Nevertheless, despite their ethnic diversity, they share some political traits. They are generally conservative on cultural issues and wary of government handouts. (As John Raya, a Hispanic plumbing contractor in California once told me, "We're just Middle America with a tan.") On the other hand, they generally gravitate to the party that they perceive to be more tolerant and welcoming (traditionally, the Democrats). And while they are still not populous everywhere (accounting for only 2.7 percent of the Pennsylvania electorate, for instance), they now have enough numerical clout to tilt five states on the presidential election map: Florida, New Mexico, Arizona, Nevada and Colorado.

Bush won all five in 2004. But, in part because of growing evidence that Hispanics are souring on the GOP, Democrats say they believe all five are in play next year. It's no accident that the Democrats have decided to hold their '08 convention in Colorado. It's no accident that Democratic presidential candidate Bill Richardson - the first serious Hispanic to seek the White House, and ultimately a strong vice presidential possibility - is stressing his ethnicity and his record as governor of New Mexico.

But the Republicans' worst nightmare could be Florida. According to the 2006 exit polls, Florida Hispanics favored the Democratic candidates at the top of the midterm ballot for the first time in three decades. As Florida Republican congressman Lincoln Diaz-Balart, a Cuban immigrant, reportedly lamented after the '06 elections, "There has been too much of an anti-immigrant tone [from the GOP]. When people start to perceive that immigrants are being put in the same category as a threat to national security, it's hard to get your message across."

Nor does the GOP's traditional edge in Florida appear to be safe any longer. The party has long reaped the votes of the anti-communist Cuban Americans, the most dominant Hispanics in the state, who have long been focused on toppling Fidel Castro. But the younger voters in that community are increasingly registering as independents; they reportedly care more about their economic prospects than they do about Fidel. And they have been joined by an influx of new citizens from Central and South America. All told, as recently as a decade ago, at least 60 percent of Hispanics in pivotal Miami-Dade County were registered as Republicans; today, the GOP share is less than half.
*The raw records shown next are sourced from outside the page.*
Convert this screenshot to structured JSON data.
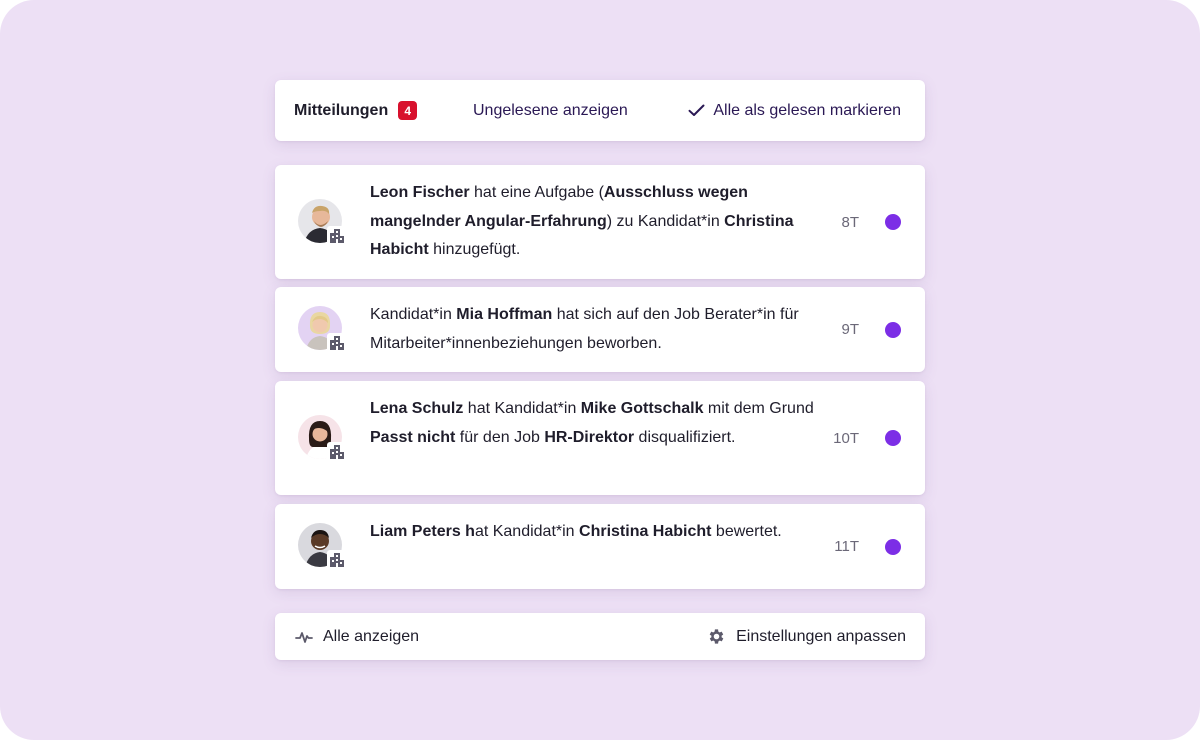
{
  "header": {
    "title": "Mitteilungen",
    "badge_count": "4",
    "show_unread_label": "Ungelesene anzeigen",
    "mark_all_read_label": "Alle als gelesen markieren"
  },
  "notifications": [
    {
      "segments": [
        {
          "t": "Leon Fischer",
          "b": true
        },
        {
          "t": " hat eine Aufgabe (",
          "b": false
        },
        {
          "t": "Ausschluss wegen mangelnder Angular-Erfahrung",
          "b": true
        },
        {
          "t": ") zu Kandidat*in ",
          "b": false
        },
        {
          "t": "Christina Habicht",
          "b": true
        },
        {
          "t": " hinzugefügt.",
          "b": false
        }
      ],
      "time": "8T",
      "avatar_icon": "person-avatar-man-blond",
      "unread": true
    },
    {
      "segments": [
        {
          "t": "Kandidat*in ",
          "b": false
        },
        {
          "t": "Mia Hoffman",
          "b": true
        },
        {
          "t": " hat sich auf den Job Berater*in für Mitarbeiter*innenbeziehungen beworben.",
          "b": false
        }
      ],
      "time": "9T",
      "avatar_icon": "person-avatar-woman-blonde",
      "unread": true
    },
    {
      "segments": [
        {
          "t": "Lena Schulz",
          "b": true
        },
        {
          "t": " hat Kandidat*in ",
          "b": false
        },
        {
          "t": "Mike Gottschalk",
          "b": true
        },
        {
          "t": " mit dem Grund ",
          "b": false
        },
        {
          "t": "Passt nicht",
          "b": true
        },
        {
          "t": " für den Job ",
          "b": false
        },
        {
          "t": "HR-Direktor",
          "b": true
        },
        {
          "t": " disqualifiziert.",
          "b": false
        }
      ],
      "time": "10T",
      "avatar_icon": "person-avatar-woman-dark-hair",
      "unread": true
    },
    {
      "segments": [
        {
          "t": "Liam Peters h",
          "b": true
        },
        {
          "t": "at Kandidat*in ",
          "b": false
        },
        {
          "t": "Christina Habicht",
          "b": true
        },
        {
          "t": " bewertet.",
          "b": false
        }
      ],
      "time": "11T",
      "avatar_icon": "person-avatar-man-dark",
      "unread": true
    }
  ],
  "footer": {
    "show_all_label": "Alle anzeigen",
    "settings_label": "Einstellungen anpassen"
  },
  "colors": {
    "background": "#ede0f5",
    "badge": "#d8112d",
    "unread_dot": "#7c2ee6",
    "link_text": "#2a1854"
  }
}
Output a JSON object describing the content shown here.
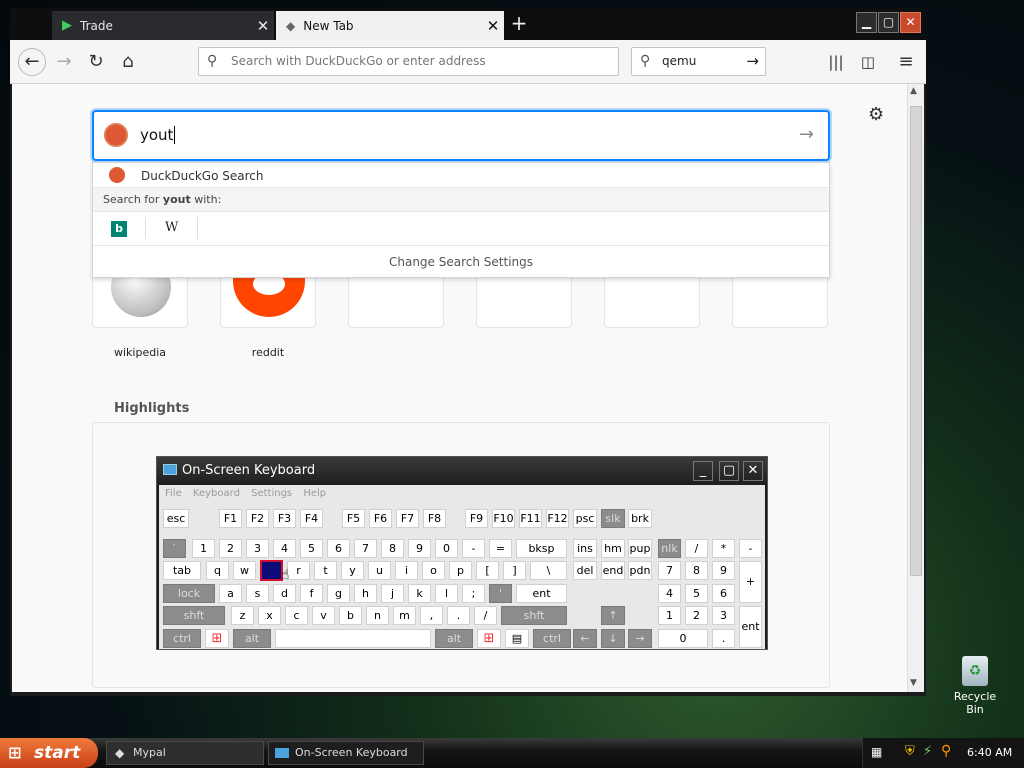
{
  "browser": {
    "tabs": [
      {
        "label": "Trade",
        "active": false
      },
      {
        "label": "New Tab",
        "active": true
      }
    ],
    "url_placeholder": "Search with DuckDuckGo or enter address",
    "search_bar_value": "qemu"
  },
  "newtab": {
    "search_value": "yout",
    "dropdown": {
      "engine_row": "DuckDuckGo Search",
      "search_for_prefix": "Search for ",
      "search_for_term": "yout",
      "search_for_suffix": " with:",
      "engines": [
        "bing-icon",
        "W"
      ],
      "change_settings": "Change Search Settings"
    },
    "tiles": [
      {
        "label": "wikipedia"
      },
      {
        "label": "reddit"
      },
      {
        "label": ""
      },
      {
        "label": ""
      },
      {
        "label": ""
      },
      {
        "label": ""
      }
    ],
    "highlights_title": "Highlights"
  },
  "osk": {
    "title": "On-Screen Keyboard",
    "menu": [
      "File",
      "Keyboard",
      "Settings",
      "Help"
    ],
    "rows": [
      [
        "esc",
        "F1",
        "F2",
        "F3",
        "F4",
        "F5",
        "F6",
        "F7",
        "F8",
        "F9",
        "F10",
        "F11",
        "F12",
        "psc",
        "slk",
        "brk"
      ],
      [
        "`",
        "1",
        "2",
        "3",
        "4",
        "5",
        "6",
        "7",
        "8",
        "9",
        "0",
        "-",
        "=",
        "bksp",
        "ins",
        "hm",
        "pup",
        "nlk",
        "/",
        "*",
        "-"
      ],
      [
        "tab",
        "q",
        "w",
        "e",
        "r",
        "t",
        "y",
        "u",
        "i",
        "o",
        "p",
        "[",
        "]",
        "\\",
        "del",
        "end",
        "pdn",
        "7",
        "8",
        "9",
        "+"
      ],
      [
        "lock",
        "a",
        "s",
        "d",
        "f",
        "g",
        "h",
        "j",
        "k",
        "l",
        ";",
        "'",
        "ent",
        "4",
        "5",
        "6"
      ],
      [
        "shft",
        "z",
        "x",
        "c",
        "v",
        "b",
        "n",
        "m",
        ",",
        ".",
        "/",
        "shft",
        "↑",
        "1",
        "2",
        "3",
        "ent"
      ],
      [
        "ctrl",
        "alt",
        "alt",
        "ctrl",
        "←",
        "↓",
        "→",
        "0",
        "."
      ]
    ]
  },
  "desktop": {
    "recycle_bin": "Recycle Bin"
  },
  "taskbar": {
    "start": "start",
    "tasks": [
      "Mypal",
      "On-Screen Keyboard"
    ],
    "clock": "6:40 AM"
  }
}
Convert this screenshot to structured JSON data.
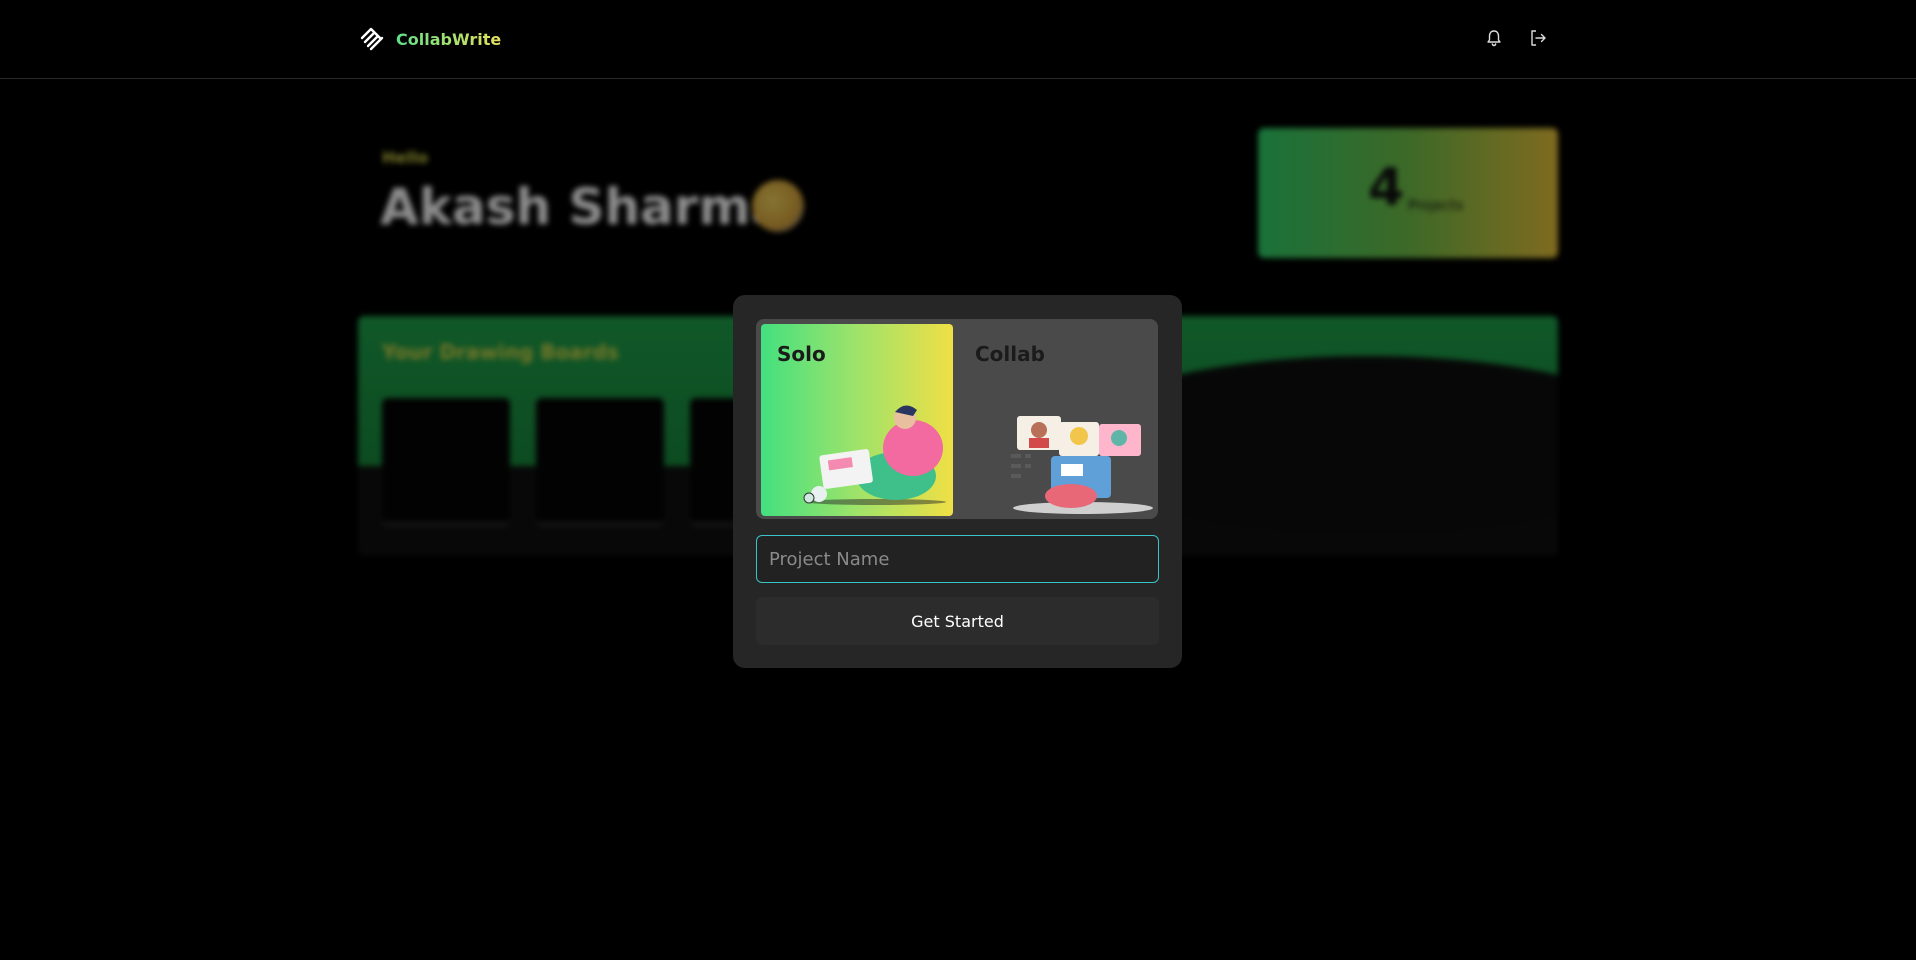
{
  "app": {
    "name": "CollabWrite"
  },
  "header": {
    "icons": [
      "bell-icon",
      "logout-icon"
    ]
  },
  "dashboard": {
    "greeting": "Hello",
    "user_name": "Akash Sharma",
    "projects_count": "4",
    "projects_label": "Projects",
    "boards_title": "Your Drawing Boards"
  },
  "modal": {
    "options": [
      {
        "label": "Solo",
        "selected": true
      },
      {
        "label": "Collab",
        "selected": false
      }
    ],
    "project_input": {
      "value": "",
      "placeholder": "Project Name"
    },
    "submit_label": "Get Started"
  },
  "colors": {
    "accent_green": "#43e07f",
    "accent_yellow": "#f0df45",
    "input_focus": "#3bc4c8",
    "modal_bg": "#262626"
  }
}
And the GOP's ongoing immigrant-bashing is unlikely to reverse those figures. In recent weeks, presidential candidates (Mitt Romney, Rudy Giuliani, Tom Tancredo) have argued over who would take the hardest line. One perpetual tease, Newt Gingrich, has even insisted that "the war here at home" against illegal immigrants is "even more deadly than the war in Iraq and Afghanistan," a remark that fails the sanity test but nevertheless demonstrates the extent to which Republican politicians are willing to hurl red meat in the hopes of wooing GOP primary voters.

What's most puzzling is that the Republicans seem intent on repeating a sorry chapter in their own history. Thirteen years ago, in California, Republican Gov. Pete Wilson won reelection by bashing immigrants and supporting a referendum to kick illegal immigrant kids out of the schools. Two years later, GOP presidential candidate Bob Dole decided to adopt the same tone. The '96 results speak for themselves: Hispanic voting surged, and Republicans were wiped out in the California legislature. Meanwhile, Bob Dole received only 21 percent of the Hispanic votes nationwide, the worst GOP showing since that electorate was first tracked in 1972.

Karl Rove was well aware of the California lesson. So were the Hispanic Californians who lashed out at the GOP in 1996. I spoke with many of them, and their warning at the time was no different from what Rove is saying today.

Perhaps Sal Mendoza, an insurance broker and school board member in Santa Ana, Calif., said it best: "I think Republicans are so obsessed with their traditional conservatism . . . that they've lost track of the bigger picture. They're sitting on gold" - the Hispanic electorate - "but they don't know how to mine it. And if you can't mine it, you will lose."